O EMBAIXADOR DE GUSTTAVO LIMA

Fernanda Bazzo – Diretora PMBR Chapecó/SC 

 

Em 2019 o cantor Nivaldo Batista Lima, conhecido por seu nome artístico como Gusttavo Lima, obteve o registro da marca “O Embaixador” junto ao INPI. O músico é conhecido no meio artístico e pelos seus fãs por este título desde o ano de 2017, quando foi o “Embaixador” da Festa do Peão de Barretos pela primeira vez.

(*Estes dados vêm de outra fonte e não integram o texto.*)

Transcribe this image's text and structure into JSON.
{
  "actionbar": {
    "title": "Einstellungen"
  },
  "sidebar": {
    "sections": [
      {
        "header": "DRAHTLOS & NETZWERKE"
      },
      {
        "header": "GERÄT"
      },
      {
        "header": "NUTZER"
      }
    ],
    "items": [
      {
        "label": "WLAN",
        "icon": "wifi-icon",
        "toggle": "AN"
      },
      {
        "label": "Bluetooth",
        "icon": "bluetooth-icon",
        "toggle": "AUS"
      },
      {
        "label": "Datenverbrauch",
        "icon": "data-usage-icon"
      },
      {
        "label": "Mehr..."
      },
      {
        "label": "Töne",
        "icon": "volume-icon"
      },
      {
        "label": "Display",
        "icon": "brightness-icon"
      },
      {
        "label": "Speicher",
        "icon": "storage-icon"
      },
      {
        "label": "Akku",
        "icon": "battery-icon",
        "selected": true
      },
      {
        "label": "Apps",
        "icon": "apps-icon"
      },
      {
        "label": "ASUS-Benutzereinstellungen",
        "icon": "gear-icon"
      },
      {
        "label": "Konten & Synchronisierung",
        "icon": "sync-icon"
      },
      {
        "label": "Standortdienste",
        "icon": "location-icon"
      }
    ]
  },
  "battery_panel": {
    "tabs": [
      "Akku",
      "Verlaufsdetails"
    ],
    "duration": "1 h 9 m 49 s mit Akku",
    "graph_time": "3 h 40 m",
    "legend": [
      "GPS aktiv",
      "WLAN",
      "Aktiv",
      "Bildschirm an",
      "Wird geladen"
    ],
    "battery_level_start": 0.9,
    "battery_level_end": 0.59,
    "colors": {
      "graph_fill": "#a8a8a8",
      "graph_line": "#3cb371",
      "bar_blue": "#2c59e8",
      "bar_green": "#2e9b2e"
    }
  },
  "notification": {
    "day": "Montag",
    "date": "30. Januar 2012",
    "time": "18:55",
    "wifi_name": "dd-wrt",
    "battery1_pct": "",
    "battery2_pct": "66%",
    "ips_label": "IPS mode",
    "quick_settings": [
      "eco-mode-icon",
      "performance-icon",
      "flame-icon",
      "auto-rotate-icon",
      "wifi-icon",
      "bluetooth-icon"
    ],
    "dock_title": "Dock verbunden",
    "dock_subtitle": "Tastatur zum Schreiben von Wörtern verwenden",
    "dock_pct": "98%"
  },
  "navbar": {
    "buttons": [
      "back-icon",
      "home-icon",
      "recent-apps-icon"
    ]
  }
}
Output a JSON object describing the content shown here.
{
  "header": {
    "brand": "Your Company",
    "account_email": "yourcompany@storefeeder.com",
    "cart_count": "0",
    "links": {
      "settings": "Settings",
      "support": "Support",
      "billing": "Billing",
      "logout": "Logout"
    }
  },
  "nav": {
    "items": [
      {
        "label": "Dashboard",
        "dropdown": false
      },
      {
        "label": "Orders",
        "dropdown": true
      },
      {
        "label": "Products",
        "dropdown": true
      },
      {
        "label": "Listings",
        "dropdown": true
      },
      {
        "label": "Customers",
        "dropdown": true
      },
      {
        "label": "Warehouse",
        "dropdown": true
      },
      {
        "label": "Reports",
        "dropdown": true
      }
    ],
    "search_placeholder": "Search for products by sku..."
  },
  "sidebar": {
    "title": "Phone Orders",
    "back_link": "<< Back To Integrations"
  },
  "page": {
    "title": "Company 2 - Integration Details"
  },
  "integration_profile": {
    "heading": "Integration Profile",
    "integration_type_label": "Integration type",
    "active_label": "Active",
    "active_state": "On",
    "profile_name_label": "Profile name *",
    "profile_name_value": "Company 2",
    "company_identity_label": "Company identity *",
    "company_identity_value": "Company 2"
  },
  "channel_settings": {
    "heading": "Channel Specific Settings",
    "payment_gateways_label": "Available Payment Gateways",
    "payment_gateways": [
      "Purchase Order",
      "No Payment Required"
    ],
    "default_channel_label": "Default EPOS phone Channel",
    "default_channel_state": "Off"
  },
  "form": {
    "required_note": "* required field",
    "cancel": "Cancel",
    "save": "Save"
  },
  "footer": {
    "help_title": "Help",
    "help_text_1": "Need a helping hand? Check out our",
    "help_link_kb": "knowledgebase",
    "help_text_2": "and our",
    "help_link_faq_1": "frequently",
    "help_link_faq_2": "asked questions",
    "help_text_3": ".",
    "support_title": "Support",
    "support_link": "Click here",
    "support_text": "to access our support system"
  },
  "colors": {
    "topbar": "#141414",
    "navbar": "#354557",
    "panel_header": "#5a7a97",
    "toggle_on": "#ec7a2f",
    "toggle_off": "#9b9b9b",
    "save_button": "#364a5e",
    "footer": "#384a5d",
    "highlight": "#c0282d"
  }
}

Divulgação/Augusto Albuquerque - site O Fuxico

Divulgação/Augusto Albuquerque – site O fuxico

Referido apelido, atribuído ao cantor também no evento ocorrido no ano de 2018, deu nome ao álbum musical de Gusttavo Lima, denominado “O embaixador – The legacy”. A expressão ficou extremamente atrelada à sua imagem profissional, sendo, inclusive, tatuado pelo próprio cantor.

O registro da marca “O Embaixador” foi solicitado ao INPI no mês de janeiro/2019, deferido em julho/2019 e concedido no mês de novembro/2019, fato este que causou polêmica no meio e entre os fãs de outros artistas. Isso porque, antes de Gusttavo Lima, outros artistas foram os “Embaixadores” da Festa do Peão de Barretos, a exemplo de Fernando e Sorocaba (2012), Bruno e Marrone e Chitãozinho e Xororó (2013), Cristiano Araújo (2014), Henrique e Juliano (2015) e Zezé di Camargo & Luciano (2016).

Contudo, considerando que nos 2017 e 2018 o título foi conferido ao cantor, Gusttavo Lima, oportunamente, registrou a expressão em seu próprio nome, transformando-a, portanto, em uma marca pessoal. Tal fato causou descontentamento na festa ocorrida no ano de 2019, quando a dupla sertaneja Zé Neto e Cristiano, que seriam os novos “embaixadores” da Festa do Peão de Barretos, não puderam utilizar o termo.

Mesmo sendo considerada uma das maiores festas da América Latina e já trabalhar com o termo “embaixador” há muitos anos, a festa não poderia utilizar o título, haja vista o registro da marca para uso exclusivo pelo músico.

O cantor, em que pese amplamente conhecido como “Embaixador”, parte em razão do título conferido por dois anos seguidos da Festa de Peão de Barretos e o próprio projeto musical intitulado com o mesmo apelido, no intuito principal de proteger-se de problemas legais e jurídicos, garantiu através do registro da marca, o direito à utilização da expressão de forma exclusiva e tranquila, retirando, inclusive, a possibilidade de utilização pela própria festa que deu origem ao termo!

A história do registro da marca “Embaixador” é um exemplo claro das implicações que a ausência de registro, inclusive, de marcas e expressões assessórias relevantes, pode gerar. No caso em comento, a Festa de Peão de Barretos precisou realizar uma alteração característica do evento, uma vez que em todos os anos, referida festa contou com “embaixadores” que, além de contribuir com a promoção do evento, sempre foram, com esse apelido, referências da festa.